Richardson and Hendricks spend most of the day on the phone, scrounging for soldiers to ferry spare helicopter parts or departing personnel to Ramstein and Rhein-Main air bases several hours away. Others still must help out at the gym, rake leaves or guard equipment.

“We have to maintain all the squadron’s normal duties,” Hendricks said. “Business has to go on as usual.”

Thompson has ordered Richardson and Hendricks to keep the squadron’s office open weekdays from 7 a.m. to 7 p.m., which means one of them must stay there at all times. Still they must represent the squadron at regimental meetings, whether they’re familiar with the topic or not.

Each year the squadron gathers toys for a group of German children from a local orphanage. Thompson wanted that tradition to continue, even with the squadron absent, so Richardson handled it largely by herself.

“When we’re done here, we’re going to be two well-rounded soldiers,” Richardson said of herself and her NCOIC. “We’re learning a little bit about everyone’s job.”

Typically, a rear detachment does its job with a dwindling supply of help. Thompson said he left about 40 soldiers behind in October. That number has since dwindled to about 25, with three more scheduled to leave this past week. Most of the rest, he said, are focusing on their own impending departures for schools or new assignments.

“It will continue to get smaller and smaller,” Thompson said. “You have a really small core of about six or seven people who do all of the work.”
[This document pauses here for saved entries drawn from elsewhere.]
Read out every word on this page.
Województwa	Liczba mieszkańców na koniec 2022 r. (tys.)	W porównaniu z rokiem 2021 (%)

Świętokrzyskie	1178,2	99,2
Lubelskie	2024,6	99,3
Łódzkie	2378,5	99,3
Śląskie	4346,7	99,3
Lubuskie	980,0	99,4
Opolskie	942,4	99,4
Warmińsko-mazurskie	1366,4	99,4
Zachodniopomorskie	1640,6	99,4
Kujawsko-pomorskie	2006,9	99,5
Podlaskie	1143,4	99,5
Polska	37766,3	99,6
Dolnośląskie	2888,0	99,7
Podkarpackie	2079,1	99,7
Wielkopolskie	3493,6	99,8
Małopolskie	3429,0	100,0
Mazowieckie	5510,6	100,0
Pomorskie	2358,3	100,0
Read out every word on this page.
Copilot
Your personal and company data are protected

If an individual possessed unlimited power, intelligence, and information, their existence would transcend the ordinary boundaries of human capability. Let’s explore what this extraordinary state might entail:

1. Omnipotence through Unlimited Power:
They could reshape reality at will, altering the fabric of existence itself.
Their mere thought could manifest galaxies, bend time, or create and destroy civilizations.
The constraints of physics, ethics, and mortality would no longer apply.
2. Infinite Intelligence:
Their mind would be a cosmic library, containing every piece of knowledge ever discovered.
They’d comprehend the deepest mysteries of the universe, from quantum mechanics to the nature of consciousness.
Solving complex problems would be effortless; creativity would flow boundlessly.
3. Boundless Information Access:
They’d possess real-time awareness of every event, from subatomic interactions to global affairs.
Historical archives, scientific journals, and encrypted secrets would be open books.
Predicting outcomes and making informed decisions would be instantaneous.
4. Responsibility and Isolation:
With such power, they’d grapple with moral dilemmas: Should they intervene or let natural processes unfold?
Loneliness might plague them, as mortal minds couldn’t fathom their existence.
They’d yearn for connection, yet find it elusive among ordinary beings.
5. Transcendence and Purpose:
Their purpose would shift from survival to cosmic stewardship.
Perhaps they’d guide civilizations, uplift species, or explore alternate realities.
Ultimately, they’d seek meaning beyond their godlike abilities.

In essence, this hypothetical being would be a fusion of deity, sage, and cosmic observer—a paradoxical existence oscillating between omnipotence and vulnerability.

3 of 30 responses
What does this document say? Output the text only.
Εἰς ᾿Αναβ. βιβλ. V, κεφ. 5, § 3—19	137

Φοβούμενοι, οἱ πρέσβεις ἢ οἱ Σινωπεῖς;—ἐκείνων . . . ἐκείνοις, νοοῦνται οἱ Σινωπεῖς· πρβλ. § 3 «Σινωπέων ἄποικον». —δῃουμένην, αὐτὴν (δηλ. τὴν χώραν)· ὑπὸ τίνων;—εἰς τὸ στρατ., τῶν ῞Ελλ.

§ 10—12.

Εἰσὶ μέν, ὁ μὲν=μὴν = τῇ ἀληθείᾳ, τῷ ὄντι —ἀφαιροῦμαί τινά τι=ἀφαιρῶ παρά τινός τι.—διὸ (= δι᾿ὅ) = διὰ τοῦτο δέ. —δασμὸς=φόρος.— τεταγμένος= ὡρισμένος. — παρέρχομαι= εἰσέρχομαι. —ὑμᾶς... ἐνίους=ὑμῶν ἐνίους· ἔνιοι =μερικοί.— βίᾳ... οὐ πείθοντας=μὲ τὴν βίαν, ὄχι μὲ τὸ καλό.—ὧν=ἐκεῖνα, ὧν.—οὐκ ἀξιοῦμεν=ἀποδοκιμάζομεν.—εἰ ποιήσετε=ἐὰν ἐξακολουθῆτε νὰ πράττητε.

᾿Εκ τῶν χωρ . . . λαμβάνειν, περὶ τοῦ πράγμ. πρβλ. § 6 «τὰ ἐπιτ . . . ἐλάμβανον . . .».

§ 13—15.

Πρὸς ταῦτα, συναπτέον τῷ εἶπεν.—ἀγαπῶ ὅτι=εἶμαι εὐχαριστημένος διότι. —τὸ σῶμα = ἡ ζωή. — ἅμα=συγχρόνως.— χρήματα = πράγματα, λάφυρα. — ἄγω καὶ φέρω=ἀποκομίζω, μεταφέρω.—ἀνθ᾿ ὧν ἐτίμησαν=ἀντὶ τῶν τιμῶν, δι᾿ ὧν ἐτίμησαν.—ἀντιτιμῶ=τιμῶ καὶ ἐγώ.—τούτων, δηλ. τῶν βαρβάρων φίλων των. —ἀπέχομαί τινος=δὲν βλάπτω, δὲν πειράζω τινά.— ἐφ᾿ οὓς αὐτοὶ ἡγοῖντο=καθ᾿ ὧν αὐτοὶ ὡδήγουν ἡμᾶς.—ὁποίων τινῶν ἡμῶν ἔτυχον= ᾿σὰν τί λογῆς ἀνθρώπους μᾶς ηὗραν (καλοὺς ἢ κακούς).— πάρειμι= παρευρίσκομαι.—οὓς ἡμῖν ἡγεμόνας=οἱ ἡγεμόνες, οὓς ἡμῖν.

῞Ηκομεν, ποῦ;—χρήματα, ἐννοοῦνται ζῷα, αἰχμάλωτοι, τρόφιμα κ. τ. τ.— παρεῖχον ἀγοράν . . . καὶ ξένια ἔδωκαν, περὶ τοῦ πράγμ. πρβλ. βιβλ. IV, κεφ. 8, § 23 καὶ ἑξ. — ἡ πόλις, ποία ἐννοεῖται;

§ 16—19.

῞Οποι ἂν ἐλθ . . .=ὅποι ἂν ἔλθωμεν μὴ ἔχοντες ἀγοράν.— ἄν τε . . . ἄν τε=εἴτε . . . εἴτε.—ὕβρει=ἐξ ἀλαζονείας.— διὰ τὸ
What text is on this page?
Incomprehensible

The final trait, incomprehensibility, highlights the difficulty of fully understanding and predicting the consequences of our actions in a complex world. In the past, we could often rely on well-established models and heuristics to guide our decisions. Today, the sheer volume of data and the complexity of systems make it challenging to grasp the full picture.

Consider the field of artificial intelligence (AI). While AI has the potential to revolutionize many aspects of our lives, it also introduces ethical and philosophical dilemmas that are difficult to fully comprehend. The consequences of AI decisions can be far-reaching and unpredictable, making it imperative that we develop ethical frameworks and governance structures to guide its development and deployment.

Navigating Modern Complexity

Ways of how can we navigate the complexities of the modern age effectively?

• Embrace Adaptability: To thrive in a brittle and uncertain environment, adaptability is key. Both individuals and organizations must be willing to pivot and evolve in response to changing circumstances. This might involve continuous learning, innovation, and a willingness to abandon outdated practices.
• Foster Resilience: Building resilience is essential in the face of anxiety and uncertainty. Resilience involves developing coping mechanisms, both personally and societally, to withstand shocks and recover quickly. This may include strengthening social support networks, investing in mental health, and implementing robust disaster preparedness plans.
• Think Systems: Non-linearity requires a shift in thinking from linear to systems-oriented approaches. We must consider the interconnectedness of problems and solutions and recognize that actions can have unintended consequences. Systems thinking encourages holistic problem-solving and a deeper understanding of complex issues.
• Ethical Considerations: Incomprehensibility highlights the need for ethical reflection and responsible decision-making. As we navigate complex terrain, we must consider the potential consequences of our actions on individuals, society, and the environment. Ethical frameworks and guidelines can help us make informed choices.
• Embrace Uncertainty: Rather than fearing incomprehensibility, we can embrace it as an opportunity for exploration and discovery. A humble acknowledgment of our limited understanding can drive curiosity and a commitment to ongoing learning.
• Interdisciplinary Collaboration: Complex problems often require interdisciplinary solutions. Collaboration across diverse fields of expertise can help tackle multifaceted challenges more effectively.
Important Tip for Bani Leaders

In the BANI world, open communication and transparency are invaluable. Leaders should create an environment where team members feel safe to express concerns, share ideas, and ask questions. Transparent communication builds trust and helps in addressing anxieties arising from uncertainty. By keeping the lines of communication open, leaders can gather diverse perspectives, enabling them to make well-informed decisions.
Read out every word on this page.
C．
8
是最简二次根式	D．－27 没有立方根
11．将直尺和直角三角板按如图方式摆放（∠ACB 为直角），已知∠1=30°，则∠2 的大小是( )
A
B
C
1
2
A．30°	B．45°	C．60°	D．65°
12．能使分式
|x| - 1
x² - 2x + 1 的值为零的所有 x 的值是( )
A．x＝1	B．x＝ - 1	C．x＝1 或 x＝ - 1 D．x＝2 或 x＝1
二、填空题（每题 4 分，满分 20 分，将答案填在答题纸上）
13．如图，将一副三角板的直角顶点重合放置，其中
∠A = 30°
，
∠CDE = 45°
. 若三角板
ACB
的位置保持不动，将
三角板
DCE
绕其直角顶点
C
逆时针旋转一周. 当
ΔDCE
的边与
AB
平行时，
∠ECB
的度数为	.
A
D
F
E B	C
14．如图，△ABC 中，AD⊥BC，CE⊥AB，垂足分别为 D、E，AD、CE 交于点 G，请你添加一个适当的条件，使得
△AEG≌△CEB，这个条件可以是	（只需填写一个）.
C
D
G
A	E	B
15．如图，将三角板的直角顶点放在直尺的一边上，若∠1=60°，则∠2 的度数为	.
Hendricks is doing her best to look at the bright side. She said it’s been a tough adjustment, but she is now learning how her new job works. She knows she’ll profit from knowing something about so many different jobs. And, her daughter will be coming back to Germany in a couple of weeks.

Spc. Krzysztof Sobesiak, 27, stayed behind with the rear detachment to get surgery on an injured shoulder. While he’s recovering, he’s working in the Illesheim community mail room, helping with the flood of holiday mail between the base and Kuwait. He expressed the mixed-up feelings of many soldiers who wind up on garrison duty.

“Of course, I would rather be down there,” Sobesiak said as he helped mail room customers last week. “But this is my job right now. You’ve got to do what you’ve got to do.”